Hunter shifted toward me. “Then don’t. Nobody’s asking you to play hero.”
I didn’t answer. My head filled with the same noise I’d been carrying since Reese pressed her thumb along my deltoid and muttered that I was testing her patience and my own shoulder.
Hunter wasn’t wrong. But I couldn’t give him the truth. Not all of it.
So I picked the smallest piece. The one that didn’t turn me into a guy he couldn’t trust anymore. “I don’t wanna let you guys down again. I just want to do right by the team.”
“You already do,” he said. “But you’re of more value to us in one piece, Bouchard. Not as some taped-together version barely making it through a game.”
The taped-together version. If only he knew how literal that was.
I forced a breath deep enough to fake some ease. “Physio wouldn’t clear me if I wasn’t fit. That’s got to count for something.”
He squinted. “You mean Hopper?”
That jab landed harder than my shoulder deserved. “She’s been doing my rehab. So, yeah.”
“Sure. Rehab.” He grinned into his beer.
“What the hell are you smiling about? You look like an idiot.”
He shrugged, emphasizing a spectacularly long sip of his beer. “Just saying… She gives you plenty of game time. Makes a man wonder.”
I barked a laugh I didn’t entirely feel. “Nothing to wonder about. She’s disappointingly professional every minute of the day.”
I took a drink and kept my eyes on the mirror behind the bar. If Hunter had any idea how close he was to the truth… That edge between us the other night, Reese in that towel, telling me to get out like she’d run out of ways to pretend I didn’t matter—
“I think she likes you,” he said with a smirk.
I scoffed. “I think you’re imagining things.”
“Yeah? Then why’re you grinning like that?”
I wiped the corner of my mouth with my thumb, trying to tame whatever expression had slipped free. “You make jokes, I laugh. That’s how it goes.”
He elbowed me, and the moment cracked open into something easier. Lighter. I let it pull me along. Because I’d rather go back to talking about nothing than thinking about how, over the past few weeks, Reese had become more than a physio to me. Anduntil she’d kicked me out of her apartment, I was almost sure she felt the same.
Remnants of this particular thought still clung to the edges of my mind when I walked into the med bay before Game 5. Reese was shuffling through her kit bag with a focus that made it too easy to sneak up on her.
“Ohjesusareyoutryingtokillme?” She crashed into the cabinet behind her, clutching her heart.
I stifled a laugh. “Sorry, I thought we had a date.”
There would be no smoothing things over with a lame joke today. The steely expression on her face made that clear.
“Let’s get this over with,” she said.
I took a seat on the exam table like I always did, but this time there was a canyon between us filled with her apartment, that towel, and the look on her face when she told me to get out.
“Listen, I—”
“I’m gonna do a quick mobility check before I tape you up.” She didn’t waste time, lifting my arm with one hand under my elbow. The other was braced at the top of my shoulder. “Don’t force it.”

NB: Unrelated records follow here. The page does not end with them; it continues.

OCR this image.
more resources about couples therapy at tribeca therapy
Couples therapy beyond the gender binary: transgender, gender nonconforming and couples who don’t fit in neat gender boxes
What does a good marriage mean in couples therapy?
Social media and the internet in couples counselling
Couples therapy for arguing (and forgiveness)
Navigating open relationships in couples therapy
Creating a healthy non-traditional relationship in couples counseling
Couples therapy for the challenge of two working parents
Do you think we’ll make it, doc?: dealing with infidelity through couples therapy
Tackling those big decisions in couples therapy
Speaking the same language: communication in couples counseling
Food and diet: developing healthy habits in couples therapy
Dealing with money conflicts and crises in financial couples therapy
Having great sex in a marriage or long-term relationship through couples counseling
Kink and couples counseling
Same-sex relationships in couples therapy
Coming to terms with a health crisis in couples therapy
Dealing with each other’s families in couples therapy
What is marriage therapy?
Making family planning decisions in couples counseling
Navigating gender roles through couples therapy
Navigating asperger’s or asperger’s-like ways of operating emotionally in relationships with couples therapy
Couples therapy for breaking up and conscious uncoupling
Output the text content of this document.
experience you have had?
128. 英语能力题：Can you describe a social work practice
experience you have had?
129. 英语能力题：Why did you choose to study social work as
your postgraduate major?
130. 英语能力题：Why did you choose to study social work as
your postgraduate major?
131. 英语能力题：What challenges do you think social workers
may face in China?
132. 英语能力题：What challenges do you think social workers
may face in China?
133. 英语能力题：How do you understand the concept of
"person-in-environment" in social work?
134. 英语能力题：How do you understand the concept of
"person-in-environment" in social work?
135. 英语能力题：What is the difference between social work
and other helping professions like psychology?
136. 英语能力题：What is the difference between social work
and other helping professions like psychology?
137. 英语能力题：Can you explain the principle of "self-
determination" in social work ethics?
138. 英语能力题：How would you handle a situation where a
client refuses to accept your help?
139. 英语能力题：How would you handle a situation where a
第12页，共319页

Easier said than done. She guided my arm outward and the joint pushed back with that familiar pinch. I tried not to react, but my spine tightened anyway. Her gaze flicked up. She’d felt it.
“Okay, now bring it in,” she said, and moved my arm across my center line.
That one was way worse. A catch right at the start, then a deeper pull that made my jaw clamp down hard. Whatever was going on, it wasn’t getting any better. If anything, Coach’s innocent back slap at that presser seemed to have done more damage than I’d first thought.